Conservationists have brought giant tortoise species back from the brink of extinction. Yet saving tortoises is not enough. The goal of restoring the archipelago as a natural laboratory ignores the human element. This is the key lesson that the Galapagos can offer us today: Conservation cannot focus exclusively on saving charismatic species or locking nature behind a fence. We cannot ignore the relationship between our economies — even seemingly beneficial nature tourism — and conservation. The Galapagos should not be idolized as a surviving remnant of a more natural past. The archipelago is instead a microcosm for understanding how human actions are shaping evolution in unpredictable ways. Its islands are a reminder that nature is not something we can preserve — it is a process that is always in motion and inseparable from the world’s rich, contradictory and human complexity.
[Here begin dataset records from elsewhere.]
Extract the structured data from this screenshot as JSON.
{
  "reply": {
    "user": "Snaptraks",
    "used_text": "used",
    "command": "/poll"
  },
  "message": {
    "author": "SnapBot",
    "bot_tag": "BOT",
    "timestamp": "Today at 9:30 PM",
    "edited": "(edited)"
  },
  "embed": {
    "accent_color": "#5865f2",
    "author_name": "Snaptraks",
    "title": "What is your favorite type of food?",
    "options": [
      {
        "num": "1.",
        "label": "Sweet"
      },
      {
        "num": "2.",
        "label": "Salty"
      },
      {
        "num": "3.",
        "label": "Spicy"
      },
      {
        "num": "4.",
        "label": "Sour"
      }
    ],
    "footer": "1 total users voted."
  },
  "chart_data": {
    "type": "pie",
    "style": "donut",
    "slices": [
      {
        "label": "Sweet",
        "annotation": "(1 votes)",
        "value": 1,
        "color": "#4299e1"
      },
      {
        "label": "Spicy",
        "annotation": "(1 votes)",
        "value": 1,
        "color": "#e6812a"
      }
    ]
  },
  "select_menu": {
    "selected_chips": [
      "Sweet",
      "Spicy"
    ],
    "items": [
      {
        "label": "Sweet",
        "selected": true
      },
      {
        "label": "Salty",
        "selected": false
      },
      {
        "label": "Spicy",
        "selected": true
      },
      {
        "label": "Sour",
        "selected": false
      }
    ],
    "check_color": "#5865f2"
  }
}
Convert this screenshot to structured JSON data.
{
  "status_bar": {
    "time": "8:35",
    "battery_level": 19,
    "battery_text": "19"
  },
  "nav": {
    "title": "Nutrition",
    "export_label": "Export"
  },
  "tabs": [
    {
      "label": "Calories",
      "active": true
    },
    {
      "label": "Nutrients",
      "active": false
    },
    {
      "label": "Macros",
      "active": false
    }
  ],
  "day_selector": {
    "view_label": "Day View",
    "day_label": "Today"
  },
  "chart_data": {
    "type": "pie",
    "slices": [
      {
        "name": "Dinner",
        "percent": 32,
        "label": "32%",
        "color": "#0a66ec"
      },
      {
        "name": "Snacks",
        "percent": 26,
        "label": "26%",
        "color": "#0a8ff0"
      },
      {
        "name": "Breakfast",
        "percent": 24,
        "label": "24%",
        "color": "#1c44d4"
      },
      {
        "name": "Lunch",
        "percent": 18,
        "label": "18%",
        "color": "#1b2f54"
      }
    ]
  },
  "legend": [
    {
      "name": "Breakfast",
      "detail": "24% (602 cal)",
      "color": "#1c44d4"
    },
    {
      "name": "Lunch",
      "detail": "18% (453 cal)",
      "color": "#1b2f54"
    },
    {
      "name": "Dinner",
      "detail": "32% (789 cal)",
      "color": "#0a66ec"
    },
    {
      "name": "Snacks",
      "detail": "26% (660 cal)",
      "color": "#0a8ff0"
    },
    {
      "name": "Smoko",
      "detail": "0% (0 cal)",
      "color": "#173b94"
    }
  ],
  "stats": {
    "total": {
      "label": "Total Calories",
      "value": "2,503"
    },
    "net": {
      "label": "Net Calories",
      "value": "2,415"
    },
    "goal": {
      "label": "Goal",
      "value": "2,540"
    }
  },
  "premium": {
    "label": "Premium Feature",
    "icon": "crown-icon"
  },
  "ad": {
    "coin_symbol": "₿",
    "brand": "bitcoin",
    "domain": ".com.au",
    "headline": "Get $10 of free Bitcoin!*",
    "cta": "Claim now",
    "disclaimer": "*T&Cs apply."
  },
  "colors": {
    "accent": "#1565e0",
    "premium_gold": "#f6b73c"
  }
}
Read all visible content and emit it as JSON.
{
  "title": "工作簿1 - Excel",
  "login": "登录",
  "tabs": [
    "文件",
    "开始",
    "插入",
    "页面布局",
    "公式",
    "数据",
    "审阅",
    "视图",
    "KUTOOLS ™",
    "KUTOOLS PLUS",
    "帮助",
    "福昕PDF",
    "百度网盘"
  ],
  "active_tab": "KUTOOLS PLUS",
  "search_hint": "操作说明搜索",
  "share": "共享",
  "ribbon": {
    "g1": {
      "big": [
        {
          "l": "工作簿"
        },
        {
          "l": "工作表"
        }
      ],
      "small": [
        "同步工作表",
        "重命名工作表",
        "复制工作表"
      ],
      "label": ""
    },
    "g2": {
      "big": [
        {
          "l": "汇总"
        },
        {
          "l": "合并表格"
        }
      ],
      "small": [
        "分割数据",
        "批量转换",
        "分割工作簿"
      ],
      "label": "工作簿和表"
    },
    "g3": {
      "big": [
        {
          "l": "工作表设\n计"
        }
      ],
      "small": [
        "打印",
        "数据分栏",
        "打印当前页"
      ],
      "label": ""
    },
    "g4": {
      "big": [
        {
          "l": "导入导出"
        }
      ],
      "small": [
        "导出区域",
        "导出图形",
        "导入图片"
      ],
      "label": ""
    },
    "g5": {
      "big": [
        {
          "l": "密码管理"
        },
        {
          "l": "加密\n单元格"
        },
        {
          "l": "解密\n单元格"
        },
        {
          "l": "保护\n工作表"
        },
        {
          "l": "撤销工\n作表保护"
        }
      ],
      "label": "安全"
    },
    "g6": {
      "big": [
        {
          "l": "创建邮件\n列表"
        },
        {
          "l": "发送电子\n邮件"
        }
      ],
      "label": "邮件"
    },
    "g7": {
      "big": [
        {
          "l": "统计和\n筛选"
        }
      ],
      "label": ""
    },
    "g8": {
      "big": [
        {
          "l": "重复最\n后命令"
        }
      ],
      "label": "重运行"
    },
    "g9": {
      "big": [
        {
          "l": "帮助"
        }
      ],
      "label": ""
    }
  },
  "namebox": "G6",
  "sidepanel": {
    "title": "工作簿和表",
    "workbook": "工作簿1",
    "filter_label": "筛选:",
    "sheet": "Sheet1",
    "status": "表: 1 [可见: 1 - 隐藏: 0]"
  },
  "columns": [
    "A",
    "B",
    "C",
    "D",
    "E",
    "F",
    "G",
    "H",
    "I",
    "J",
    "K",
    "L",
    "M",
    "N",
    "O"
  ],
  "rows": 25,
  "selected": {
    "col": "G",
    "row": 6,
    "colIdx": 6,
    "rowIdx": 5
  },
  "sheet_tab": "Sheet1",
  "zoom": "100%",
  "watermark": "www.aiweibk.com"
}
Restoration, then, is not the right goal for conservation. Instead of looking back with nostalgia, we must look ahead. Breeding tortoises and eradicating invasive species cannot restore the past. But conservation can help to ensure a vibrant future, as many biologists and conservationists in the Galapagos do every day. In the case of Philornis downsi, this involves encouraging finches to build their nests with fumigated cotton and enforcing quarantine and fumigation protocols for travel to and among the islands. Such work also means cleaning up the damage from an economy that runs on fossil fuels. But neither preventing species introductions and accidents like the sunken barge, nor even the essential work of mitigating their fallout, is enough to ensure a thriving future for the Galapagos.

Looking ahead means that conservation cannot focus solely on protecting what is left after centuries of environmental exploitation. We have wrought unprecedented species losses and a warming climate. We cannot predict, much less control, how these changes will shape the future of evolution in the Galapagos or elsewhere. Instead of idealizing the Galapagos as an escape to a more natural past, we must confront the causes of contemporary environmental crises: the ever-expanding economies that threaten not only the Galapagos but environments much closer to home as well.